1 Tbsp. active dry yeast
2 1/4 c. warm water (110-115 degrees)
1 Tbsp. sugar
1 1/2 Tbsp. salt (I prefer kosher salt--it enhances the flavor without being overly salty)
6-7 c. all-purpose flour
Combine yeast and water in the bowl of a heavy-duty stand mixer fitted with a dough hook, stirring to dissolve yeast. Then add sugar and salt. Mix well; set aside for 5 minutes, allowing the yeast mixture to become foamy, or "proofed."
Beat in mixer for 10 minutes, gradually adding flour until the dough begins to pull away from the sides of the bowl, about 6 or 7 cups total (but don't worry so much about precise measurement--just watch for the pulling-away-from-the-bowl phenomenon--the actual amount of flour required varies according to environmental factors like humidity, etc.)
Knead by hand until smooth and elastic, about 10-12 times, adding flour as necessary to combat stickiness.
Place in a lightly oiled bowl, turn to coat with oil, and cover with plastic wrap. Let rise in a warm place 1 1/2 hours. (You can maximize the rise time by first boiling a couple of cups of water in the microwave. Push the steaming water to the back of the microwave, then put your dough in, close the door, and wait. The heat from the hot water creates an ideal rising environment)
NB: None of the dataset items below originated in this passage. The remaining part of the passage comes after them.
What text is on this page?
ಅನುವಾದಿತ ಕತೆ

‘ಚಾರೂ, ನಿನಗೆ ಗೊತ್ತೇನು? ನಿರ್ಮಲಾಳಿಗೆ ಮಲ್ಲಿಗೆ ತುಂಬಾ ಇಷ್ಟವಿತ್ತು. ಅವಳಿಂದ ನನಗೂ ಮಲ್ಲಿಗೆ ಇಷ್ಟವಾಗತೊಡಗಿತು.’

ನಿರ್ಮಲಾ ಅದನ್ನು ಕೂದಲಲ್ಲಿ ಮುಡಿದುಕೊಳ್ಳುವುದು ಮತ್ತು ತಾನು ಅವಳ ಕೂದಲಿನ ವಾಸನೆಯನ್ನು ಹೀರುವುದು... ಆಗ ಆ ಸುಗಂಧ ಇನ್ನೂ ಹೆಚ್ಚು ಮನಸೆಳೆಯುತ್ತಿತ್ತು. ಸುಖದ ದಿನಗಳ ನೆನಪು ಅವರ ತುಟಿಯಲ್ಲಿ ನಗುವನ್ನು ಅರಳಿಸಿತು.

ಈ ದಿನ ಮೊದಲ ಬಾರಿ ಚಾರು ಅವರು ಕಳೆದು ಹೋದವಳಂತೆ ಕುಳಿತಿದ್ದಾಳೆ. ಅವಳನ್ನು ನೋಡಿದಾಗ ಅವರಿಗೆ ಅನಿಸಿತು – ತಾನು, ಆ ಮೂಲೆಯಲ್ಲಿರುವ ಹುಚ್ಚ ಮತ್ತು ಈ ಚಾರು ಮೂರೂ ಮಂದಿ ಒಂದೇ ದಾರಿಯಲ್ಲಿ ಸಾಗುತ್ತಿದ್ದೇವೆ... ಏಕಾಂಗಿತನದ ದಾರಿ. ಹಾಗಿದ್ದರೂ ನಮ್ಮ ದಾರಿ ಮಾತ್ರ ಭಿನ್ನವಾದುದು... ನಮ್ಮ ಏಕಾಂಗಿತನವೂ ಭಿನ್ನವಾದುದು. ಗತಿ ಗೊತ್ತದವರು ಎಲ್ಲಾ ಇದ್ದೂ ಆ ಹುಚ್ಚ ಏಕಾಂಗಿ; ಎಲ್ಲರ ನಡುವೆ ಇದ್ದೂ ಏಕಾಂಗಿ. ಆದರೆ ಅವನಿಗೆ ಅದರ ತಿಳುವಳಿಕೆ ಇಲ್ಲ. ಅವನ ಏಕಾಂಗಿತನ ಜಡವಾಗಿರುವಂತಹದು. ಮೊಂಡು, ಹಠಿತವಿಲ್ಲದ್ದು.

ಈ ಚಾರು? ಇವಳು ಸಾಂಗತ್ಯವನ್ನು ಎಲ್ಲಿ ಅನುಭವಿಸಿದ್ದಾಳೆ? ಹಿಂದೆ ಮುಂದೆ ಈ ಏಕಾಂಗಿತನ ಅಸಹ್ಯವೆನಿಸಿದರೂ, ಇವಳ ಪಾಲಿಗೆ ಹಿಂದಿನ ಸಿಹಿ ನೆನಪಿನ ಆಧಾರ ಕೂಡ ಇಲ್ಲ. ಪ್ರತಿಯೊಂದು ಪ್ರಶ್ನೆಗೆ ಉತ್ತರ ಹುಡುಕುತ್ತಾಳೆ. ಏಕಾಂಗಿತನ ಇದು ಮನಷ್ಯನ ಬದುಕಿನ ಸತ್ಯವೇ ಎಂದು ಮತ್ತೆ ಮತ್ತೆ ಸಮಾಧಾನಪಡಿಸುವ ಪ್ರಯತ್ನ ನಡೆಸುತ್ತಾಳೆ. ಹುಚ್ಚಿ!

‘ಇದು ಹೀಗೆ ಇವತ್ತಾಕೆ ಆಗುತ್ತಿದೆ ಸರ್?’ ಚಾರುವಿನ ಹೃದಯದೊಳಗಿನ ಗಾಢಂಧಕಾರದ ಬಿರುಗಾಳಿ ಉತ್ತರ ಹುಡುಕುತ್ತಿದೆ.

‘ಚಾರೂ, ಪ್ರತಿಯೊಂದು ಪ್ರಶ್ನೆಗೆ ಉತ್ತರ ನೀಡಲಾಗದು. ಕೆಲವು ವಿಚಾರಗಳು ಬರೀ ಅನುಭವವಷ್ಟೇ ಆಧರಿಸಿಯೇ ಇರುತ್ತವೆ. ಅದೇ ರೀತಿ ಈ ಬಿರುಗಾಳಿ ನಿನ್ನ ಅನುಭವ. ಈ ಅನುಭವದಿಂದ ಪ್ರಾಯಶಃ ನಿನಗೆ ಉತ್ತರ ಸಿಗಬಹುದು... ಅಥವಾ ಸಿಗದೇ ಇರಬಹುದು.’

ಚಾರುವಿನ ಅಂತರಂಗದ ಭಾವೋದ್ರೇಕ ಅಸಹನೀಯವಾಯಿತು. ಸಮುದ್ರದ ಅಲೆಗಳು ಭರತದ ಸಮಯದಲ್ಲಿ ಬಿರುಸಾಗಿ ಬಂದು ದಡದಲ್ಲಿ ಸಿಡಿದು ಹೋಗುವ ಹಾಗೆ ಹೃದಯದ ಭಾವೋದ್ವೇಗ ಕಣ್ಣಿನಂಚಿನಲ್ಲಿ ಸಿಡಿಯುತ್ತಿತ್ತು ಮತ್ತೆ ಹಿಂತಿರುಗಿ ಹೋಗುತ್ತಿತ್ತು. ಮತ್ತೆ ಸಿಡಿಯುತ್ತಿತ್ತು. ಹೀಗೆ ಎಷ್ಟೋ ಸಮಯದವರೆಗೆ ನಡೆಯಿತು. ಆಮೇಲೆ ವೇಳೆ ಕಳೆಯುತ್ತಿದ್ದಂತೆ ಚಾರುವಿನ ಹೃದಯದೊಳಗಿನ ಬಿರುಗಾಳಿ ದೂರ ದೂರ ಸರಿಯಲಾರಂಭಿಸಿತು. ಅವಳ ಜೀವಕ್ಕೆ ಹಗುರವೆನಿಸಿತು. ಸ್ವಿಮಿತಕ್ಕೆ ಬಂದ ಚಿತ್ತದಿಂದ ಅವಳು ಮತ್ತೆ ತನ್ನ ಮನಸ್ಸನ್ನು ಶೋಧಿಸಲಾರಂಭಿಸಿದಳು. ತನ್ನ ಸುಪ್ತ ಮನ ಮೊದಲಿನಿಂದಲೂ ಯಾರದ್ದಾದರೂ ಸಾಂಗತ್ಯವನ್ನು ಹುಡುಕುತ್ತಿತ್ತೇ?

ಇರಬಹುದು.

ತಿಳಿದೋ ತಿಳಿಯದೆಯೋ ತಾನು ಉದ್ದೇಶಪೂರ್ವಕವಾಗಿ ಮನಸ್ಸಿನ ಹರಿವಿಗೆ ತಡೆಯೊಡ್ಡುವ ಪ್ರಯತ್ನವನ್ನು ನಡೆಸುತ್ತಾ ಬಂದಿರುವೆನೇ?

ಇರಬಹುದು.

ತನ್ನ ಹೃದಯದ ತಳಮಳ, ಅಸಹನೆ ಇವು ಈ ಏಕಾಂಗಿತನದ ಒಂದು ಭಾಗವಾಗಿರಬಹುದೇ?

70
Turn the dough out onto the counter and punch down. Divide in half, shape two round loaves by tucking the edges under repeatedly until you have a taut round shape. Place on a baking sheet lined with parchment or sprinkled with cornmeal.
Carve an x in each loaf with a clean razor blade, going all the way from side to side. Spray loaves with vinegar (promotes a brown, crisp crust--definitely don't skip this part, even if it sounds weird. You will not taste vinegar in the finished loaf.)
Place the loaves in a cold oven, and bake at 400 degrees for 45 minutes.
Generally speaking, I've read that it's best to wait 45 min.-1 hr. after baking before cutting into a loaf of freshly baked bread. Cutting into it too early adversely affects the texture. But no fear, after 45 min., it will still be warm enough to slather with butter and jam.
Do plan to try this one. You won't believe how good it is, and how easy!